And So We Camped
My friends and I decided to go camping recently. We're all getting ready to start medical school, law school or a year of volunteer work and thought we should have one last trip to just have a good time. None of us are planners but we figured we'd just wing it. Spontaneity is the spice of life, right?
After running the plan by my dad, we decided it would probably be beneficial to make a list of supplies and food we would need. As we combed through my family's camping supplies I started to wonder, "How on earth are we going to pull this off?" But, that's what makes it exciting, right?

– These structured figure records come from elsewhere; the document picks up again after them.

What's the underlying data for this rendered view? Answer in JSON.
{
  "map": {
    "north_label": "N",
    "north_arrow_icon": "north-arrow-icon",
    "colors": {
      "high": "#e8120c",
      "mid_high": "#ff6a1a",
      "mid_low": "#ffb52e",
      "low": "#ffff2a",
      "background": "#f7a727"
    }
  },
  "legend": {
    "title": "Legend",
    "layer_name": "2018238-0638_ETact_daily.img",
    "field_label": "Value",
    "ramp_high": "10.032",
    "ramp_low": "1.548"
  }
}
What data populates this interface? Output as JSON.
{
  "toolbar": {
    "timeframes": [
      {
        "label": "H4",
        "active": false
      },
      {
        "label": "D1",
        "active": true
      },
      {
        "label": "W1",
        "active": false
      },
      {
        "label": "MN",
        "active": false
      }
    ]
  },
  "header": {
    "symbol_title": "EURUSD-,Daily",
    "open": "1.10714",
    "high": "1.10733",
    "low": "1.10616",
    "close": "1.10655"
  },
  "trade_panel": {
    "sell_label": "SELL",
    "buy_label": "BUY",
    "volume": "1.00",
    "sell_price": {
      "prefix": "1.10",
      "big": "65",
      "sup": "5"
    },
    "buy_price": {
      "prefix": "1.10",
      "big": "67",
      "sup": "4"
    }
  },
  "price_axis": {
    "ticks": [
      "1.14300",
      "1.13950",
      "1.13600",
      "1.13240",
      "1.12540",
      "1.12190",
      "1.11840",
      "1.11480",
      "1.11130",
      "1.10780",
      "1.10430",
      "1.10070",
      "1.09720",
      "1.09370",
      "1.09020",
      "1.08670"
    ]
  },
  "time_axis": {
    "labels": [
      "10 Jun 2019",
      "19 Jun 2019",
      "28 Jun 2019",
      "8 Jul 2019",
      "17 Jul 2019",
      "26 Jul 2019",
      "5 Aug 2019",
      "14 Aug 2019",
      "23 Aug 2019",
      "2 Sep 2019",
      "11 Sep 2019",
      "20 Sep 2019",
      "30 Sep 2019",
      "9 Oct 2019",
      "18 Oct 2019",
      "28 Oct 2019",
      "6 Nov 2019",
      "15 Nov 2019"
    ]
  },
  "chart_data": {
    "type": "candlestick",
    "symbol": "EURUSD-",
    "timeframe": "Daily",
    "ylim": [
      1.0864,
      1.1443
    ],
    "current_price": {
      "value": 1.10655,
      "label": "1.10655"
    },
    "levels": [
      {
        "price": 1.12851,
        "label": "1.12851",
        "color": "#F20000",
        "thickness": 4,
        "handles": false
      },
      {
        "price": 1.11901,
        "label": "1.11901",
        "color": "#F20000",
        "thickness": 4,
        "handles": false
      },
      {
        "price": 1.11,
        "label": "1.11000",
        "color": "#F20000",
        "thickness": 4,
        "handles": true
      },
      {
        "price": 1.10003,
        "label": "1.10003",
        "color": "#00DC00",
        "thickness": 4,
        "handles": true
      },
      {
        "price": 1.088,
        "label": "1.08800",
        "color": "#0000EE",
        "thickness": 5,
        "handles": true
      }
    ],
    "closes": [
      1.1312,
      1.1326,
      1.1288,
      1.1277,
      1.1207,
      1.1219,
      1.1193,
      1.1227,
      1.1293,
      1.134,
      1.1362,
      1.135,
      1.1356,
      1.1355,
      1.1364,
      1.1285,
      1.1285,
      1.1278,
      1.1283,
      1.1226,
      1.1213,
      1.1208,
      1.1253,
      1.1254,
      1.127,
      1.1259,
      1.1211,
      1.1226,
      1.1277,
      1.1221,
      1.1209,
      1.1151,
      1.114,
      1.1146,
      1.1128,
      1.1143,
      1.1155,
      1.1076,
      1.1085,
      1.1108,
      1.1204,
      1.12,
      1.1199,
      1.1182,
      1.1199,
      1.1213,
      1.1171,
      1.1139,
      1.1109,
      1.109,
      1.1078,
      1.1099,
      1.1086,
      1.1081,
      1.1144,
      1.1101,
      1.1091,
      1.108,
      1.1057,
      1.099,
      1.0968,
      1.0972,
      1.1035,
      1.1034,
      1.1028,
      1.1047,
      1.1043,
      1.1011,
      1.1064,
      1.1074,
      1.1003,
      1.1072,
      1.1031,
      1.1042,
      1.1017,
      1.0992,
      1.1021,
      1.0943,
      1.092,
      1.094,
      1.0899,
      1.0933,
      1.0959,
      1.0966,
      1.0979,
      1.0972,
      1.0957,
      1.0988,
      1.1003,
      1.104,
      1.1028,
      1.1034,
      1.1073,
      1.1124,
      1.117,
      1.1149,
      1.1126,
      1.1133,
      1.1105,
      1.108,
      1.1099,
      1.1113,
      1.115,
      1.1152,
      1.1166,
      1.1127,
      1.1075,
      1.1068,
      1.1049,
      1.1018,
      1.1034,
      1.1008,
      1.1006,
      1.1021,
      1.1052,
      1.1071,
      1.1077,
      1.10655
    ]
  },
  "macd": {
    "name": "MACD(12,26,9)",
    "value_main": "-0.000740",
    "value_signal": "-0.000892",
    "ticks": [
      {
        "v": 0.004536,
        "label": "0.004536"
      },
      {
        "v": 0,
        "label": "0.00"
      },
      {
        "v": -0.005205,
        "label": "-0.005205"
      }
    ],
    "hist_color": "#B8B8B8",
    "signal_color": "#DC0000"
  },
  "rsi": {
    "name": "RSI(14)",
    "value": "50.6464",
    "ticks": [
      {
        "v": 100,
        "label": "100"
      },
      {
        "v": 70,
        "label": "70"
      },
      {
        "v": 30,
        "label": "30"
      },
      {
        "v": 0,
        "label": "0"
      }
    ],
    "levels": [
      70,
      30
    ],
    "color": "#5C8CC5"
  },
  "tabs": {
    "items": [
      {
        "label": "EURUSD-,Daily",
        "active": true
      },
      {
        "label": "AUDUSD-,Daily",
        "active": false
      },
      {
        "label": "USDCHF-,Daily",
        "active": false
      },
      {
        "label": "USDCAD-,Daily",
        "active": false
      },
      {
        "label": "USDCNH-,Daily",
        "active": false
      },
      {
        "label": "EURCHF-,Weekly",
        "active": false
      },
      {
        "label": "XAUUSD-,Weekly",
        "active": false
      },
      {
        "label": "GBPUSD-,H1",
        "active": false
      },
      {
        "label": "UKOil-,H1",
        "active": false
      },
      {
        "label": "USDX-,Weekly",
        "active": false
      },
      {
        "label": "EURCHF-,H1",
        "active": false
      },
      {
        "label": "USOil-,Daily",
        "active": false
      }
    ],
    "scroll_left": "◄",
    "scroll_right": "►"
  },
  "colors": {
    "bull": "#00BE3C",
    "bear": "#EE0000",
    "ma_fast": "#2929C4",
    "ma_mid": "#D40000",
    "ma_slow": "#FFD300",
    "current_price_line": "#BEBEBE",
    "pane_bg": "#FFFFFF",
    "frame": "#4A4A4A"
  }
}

The next afternoon the car was packed, Icees and sour punch straws were bought and music was blaring as we threw caution to the wind and embarked on our first solo camping experience. I told my friends that my physical therapist and the assistants all thought we'd be in a hotel before the first night was over. That spurred us on. We were determined to make this trip a success. Overall we thought we'd be 85% successful because - let's face it - something was bound to go wrong.
We arrived at Petit Jean State Park in Arkansas right before sunset. Our tent was set up and burgers were on the grill within 30 minutes. None of us had ever cooked a burger in our lives, but we did a really good job, if I do say so myself. As we sat down for dinner we realized we forgot flashlights (#embarrassing).
The next morning we woke up and packed our backpacks with lunch, water and snacks for the first hike. We set off on the 4 1/2 mile Seven Hollows Trail around 9 am. We started through this incredible forest that led us to a natural grotto. The last two miles were exhausting. We were hiking up an incline with very little greenery to distract us. Once we finished we headed straight to the public pool. After a short nap we decided to check out one of the park programs led by a park interpreter. We made kites and flew them with a few of the children (#adulthood).
Our dinner was a disaster. We thought spaghetti would be an easy camping meal, but boiling water on charcoal proved to be next to impossible. We had to improvise as we forgot to pack a strainer and another pot for the sauce. With a less than impressive dinner, we set off for the Dutch oven dessert program. Park Interpreter Tiffany made cherry cobbler while we made friends with the family behind us.
On our last day we woke up to watch the sunrise and begin our hike to the waterfall. The view was absolutely incredible. As we sat on the rocks at Stout's Point overlook, I thought about all we accomplished (through teamwork and with the help of kind strangers) and my upcoming volunteer year. Am I nervous about moving to Arizona for a whole year? Uh, yeah. It'd be a little weird if I wasn't. But do I think I can do it? Duh. I'll be living with five other people all in the same boat. We're going to have to work together. We may fail at times but who cares? That always makes for the best stories.